Machtkampf der Automobilverbände: ZDK und ZVK liefern sich juristischen Streit um Reformen
Toralf ZänkerMachtkampf der Automobilverbände: ZDK und ZVK liefern sich juristischen Streit um Reformen
Ein Streit zwischen zwei führenden Automobilverbänden Deutschlands hat sich zu einer juristischen Auseinandersetzung zugespitzt. Der Zentralverband Deutsches Kraftfahrzeuggewerbe (ZVK) versuchte im Oktober 2025, 95 Prozent der Mitgliedsbeiträge des Zentralverbands des Kraftfahrzeughandwerks (ZDK) einzufordern – was eine scharfe Reaktion auslöste. Der Konflikt ist der vorläufige Höhepunkt monatelanger Spannungen um Mitgliedschaftsregeln und Führungsreformen in der Branche.
Die Ursprünge der Uneinigkeit reichen bis Januar 2024 zurück, als der ZDK umfassende Satzungsreformen einleitete.
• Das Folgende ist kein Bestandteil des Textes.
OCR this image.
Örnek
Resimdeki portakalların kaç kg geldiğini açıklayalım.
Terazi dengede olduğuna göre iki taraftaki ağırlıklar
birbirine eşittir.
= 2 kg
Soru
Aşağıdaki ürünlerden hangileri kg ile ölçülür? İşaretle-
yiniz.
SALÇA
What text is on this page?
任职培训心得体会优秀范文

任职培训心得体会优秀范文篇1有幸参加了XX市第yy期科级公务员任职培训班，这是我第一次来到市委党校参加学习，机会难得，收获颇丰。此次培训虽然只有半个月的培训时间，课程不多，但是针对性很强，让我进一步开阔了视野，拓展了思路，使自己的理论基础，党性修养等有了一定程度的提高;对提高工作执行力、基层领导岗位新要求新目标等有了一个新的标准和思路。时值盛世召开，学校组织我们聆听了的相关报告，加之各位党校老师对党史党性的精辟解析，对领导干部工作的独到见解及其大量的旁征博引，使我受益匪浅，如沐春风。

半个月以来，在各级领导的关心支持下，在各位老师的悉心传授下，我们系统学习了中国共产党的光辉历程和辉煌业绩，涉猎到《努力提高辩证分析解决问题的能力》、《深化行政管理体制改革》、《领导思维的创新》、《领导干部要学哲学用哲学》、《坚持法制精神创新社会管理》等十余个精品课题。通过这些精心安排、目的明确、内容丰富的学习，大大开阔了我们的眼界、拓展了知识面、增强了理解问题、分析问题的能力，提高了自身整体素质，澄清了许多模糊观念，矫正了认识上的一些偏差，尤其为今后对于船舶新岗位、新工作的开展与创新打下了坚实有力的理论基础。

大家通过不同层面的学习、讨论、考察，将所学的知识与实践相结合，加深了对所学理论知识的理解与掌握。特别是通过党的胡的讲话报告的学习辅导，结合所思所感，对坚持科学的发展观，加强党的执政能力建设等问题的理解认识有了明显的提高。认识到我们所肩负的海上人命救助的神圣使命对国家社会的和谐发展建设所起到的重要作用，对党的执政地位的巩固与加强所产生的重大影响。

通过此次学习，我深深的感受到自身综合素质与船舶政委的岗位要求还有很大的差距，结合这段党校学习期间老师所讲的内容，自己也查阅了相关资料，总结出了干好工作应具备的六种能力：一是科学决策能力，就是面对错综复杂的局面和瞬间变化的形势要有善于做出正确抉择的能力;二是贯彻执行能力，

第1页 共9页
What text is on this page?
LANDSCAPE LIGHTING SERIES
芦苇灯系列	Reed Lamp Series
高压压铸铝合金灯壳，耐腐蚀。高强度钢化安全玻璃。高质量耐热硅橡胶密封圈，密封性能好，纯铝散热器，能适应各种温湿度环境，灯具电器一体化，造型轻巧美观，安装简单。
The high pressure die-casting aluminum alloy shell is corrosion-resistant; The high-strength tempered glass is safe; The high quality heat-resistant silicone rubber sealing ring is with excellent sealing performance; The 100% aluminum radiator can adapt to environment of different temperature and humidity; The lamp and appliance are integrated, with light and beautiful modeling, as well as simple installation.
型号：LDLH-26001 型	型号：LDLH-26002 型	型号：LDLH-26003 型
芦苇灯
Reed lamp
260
Diese Änderungen sollten mehr Transparenz schaffen und die Organisation, wie Präsident Thomas Peckruhn und Geschäftsführer Jürgen Hasler es nannten, an die "realen Gegebenheiten der Branche" anpassen. Eine zentrale Reform war die Beendigung der gemeinsamen Personalkörper zwischen ZDK und ZVK, die eine strikte Trennung der beiden Verbände erzwang. Zudem wurden Vorstandsposten umstrukturiert, um Erbfolgen bei der Besetzung zu verhindern und dem ZDK die eigenständige Entscheidung über seine Führung zu ermöglichen.
Im Kern des Streits steht die Forderung des ZDK, dass Werkstätten künftig nur noch über regionale Innungsverbände – und nicht direkt beim ZVK – beitreten dürfen. Diese Haltung, die in Positionspapieren aus Bayern (März 2024) und Nordrhein-Westfalen (Mai 2024) untermauert wurde, zielt darauf ab, die föderale Struktur des Handwerks zu bewahren. Um zu verhindern, dass Innungen organisatorisch ins Abseits geraten, hat der ZDK inzwischen direkte Beitrittswege zur Bonner Zentrale eingerichtet.
Die Reformen haben auch die interne Governance verändert: Gremien haben nun rein beratende Funktionen, während offizielle Stellungnahmen zentral unter der Führung erarbeitet werden. Trotz der Spannungen lässt der ZDK die Tür für eine Rückkehr des ZVK zur Zusammenarbeit offen – vorausgesetzt, dieser akzeptiert die neuen Strukturen und erkennt die richtungsweisende Autorität der Bonner Zentrale an.
Angesichts der zugespitzten Lage plant der ZDK, sein Engagement in den betroffenen Regionen zu verstärken. Ziel ist es, Unternehmen über die Gründe und möglichen Folgen eines Austritts zu informieren. Der Verband räumt zwar die Belastung für die Mitglieder ein, bleibt aber bei seiner Forderung nach struktureller Eigenständigkeit.
Die Reformen des ZDK markieren einen klaren Bruch mit früheren Praktiken: Sie zentralisieren die Steuerung und definieren die Mitgliedschaftsregeln neu. Nach dem Versuch des ZVK, einen Großteil der Beiträge einzufordern, droht nun eine juristische Auseinandersetzung. Der ZDK setzt unterdessen weiter auf einen einheitlichen Kurs unter seiner Führung – doch der Ausgang bleibt ungewiss.